Dernièrement, grâce à un doc inédit remarquable diffusé récemment (le vendredi 1er mai 2024), sur Arte à 22h25 (La Planète des Singes, une odyssée de l’espèce, France, 2023, 55 mn.), par Antoine Coursat, on se rendait compte combien les auteurs de cette saga sociétale, dont un rescapé de l’épuration maccarthyste, ont fomenté un film de studio de grand spectacle à visée civique, porté magistralement, à l’époque, par un Charlton Heston alors démocrate, pré-NRA et dirigeant du syndicat des acteurs. Le producteur Michael Wilson a apporté une « profondeur politique » au film de Schaffner, en s’appuyant sur le « traitement du racisme et des discriminations », l’idée étant d’en faire « un brûlot qui se nourrit des malaises internes des États-Unis », notamment dans le rapport tendu Blancs/Noirs ; il a ajouté les scènes mythiques de la battue à cheval, reprises, en moins fort, dans le Wes Ball, et du procès, qui faisait écho à la répression des manifestations pour les droits civiques, dont la marche de 1963. De son côté, Rod Sterling, pièce maîtresse scénaristique de La Quatrième Dimension, a choisi de placer l’intrigue dans une ère post-apocalyptique nucléaire. Le danseur et afro-américain Sammy Davis Jr. (1925-1990) ira jusqu’à dire qu’il s’agit, sous son apparence de divertissement popcorn grand public, du « meilleur film sur la ségrégation » qu’il ait jamais vu. Respect, donc.

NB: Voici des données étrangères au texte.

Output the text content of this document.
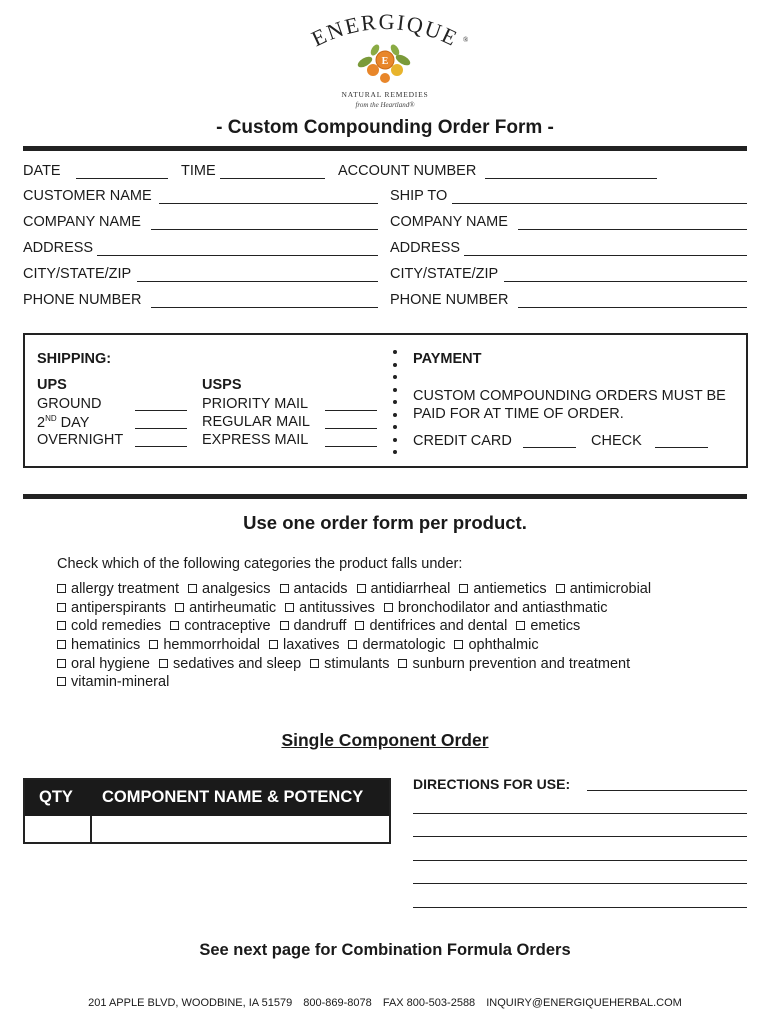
ENERGIQUE ®
E
NATURAL REMEDIES
from the Heartland®
- Custom Compounding Order Form -
DATE	TIME	ACCOUNT NUMBER
CUSTOMER NAME
COMPANY NAME
ADDRESS
CITY/STATE/ZIP
PHONE NUMBER
SHIP TO
COMPANY NAME
ADDRESS
CITY/STATE/ZIP
PHONE NUMBER
SHIPPING:
UPS
GROUND
2ND DAY
OVERNIGHT
USPS
PRIORITY MAIL
REGULAR MAIL
EXPRESS MAIL
PAYMENT
CUSTOM COMPOUNDING ORDERS MUST BE
PAID FOR AT TIME OF ORDER.
CREDIT CARD	CHECK
Use one order form per product.
Check which of the following categories the product falls under:
allergy treatment analgesics antacids antidiarrheal antiemetics antimicrobial
antiperspirants antirheumatic antitussives bronchodilator and antiasthmatic
cold remedies contraceptive dandruff dentifrices and dental emetics
hematinics hemmorrhoidal laxatives dermatologic ophthalmic
oral hygiene sedatives and sleep stimulants sunburn prevention and treatment
vitamin-mineral
Single Component Order
QTY COMPONENT NAME & POTENCY
DIRECTIONS FOR USE:
See next page for Combination Formula Orders
201 APPLE BLVD, WOODBINE, IA 51579 800-869-8078 FAX 800-503-2588 INQUIRY@ENERGIQUEHERBAL.COM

Attention, danger : rapprocher de trop l’univers de La Planète des Singes de celui d’Avatar

Bizarrement, dans sa volonté de célébrer la nature et sa diversité (cf. l’épisode beau et kitsch du premier regard innocent sur les zèbres, telle une épiphanie, parmi les hommes et femmes nus ou à pagnes comme sortis d'une crèche ou de l'arche de Noé ; la fascination pour la canopée et la quête des sommets) face à l’hubris des hommes, qui ont furieusement merdé par le passé, couplée à la dangereuse folie des grandeurs du tout-puissant Proximus Caesar devenu, quelque 300 ans après la mort du « prophète » César, le Roi Singe despotique d’un royaume monté de toutes pièces avec des vestiges ataviques, Ball, avec son Nouveau Royaume, lorgne du côté de l’univers visuel et symbolique d’Avatar, les aigles amis des singes rappelant fortement, par exemple, dans Pandora, les grands volatiles, les Banshee, domptés par les Na’vis pour se déplacer dans les airs. Wes le reconnaît d’ailleurs volontiers : « Je pense que si on a un grand reset, tout redeviendra d’une beauté incroyable. La nature reprendra ses droits et la planète sera florissante. Même si, en dessous de tout, il y a les vestiges de notre civilisation, comme un fantôme qui reste en suspens. Visuellement, j’ai essayé de m’élever au niveau de Avatar mais sans avoir le budget de James Cameron.  »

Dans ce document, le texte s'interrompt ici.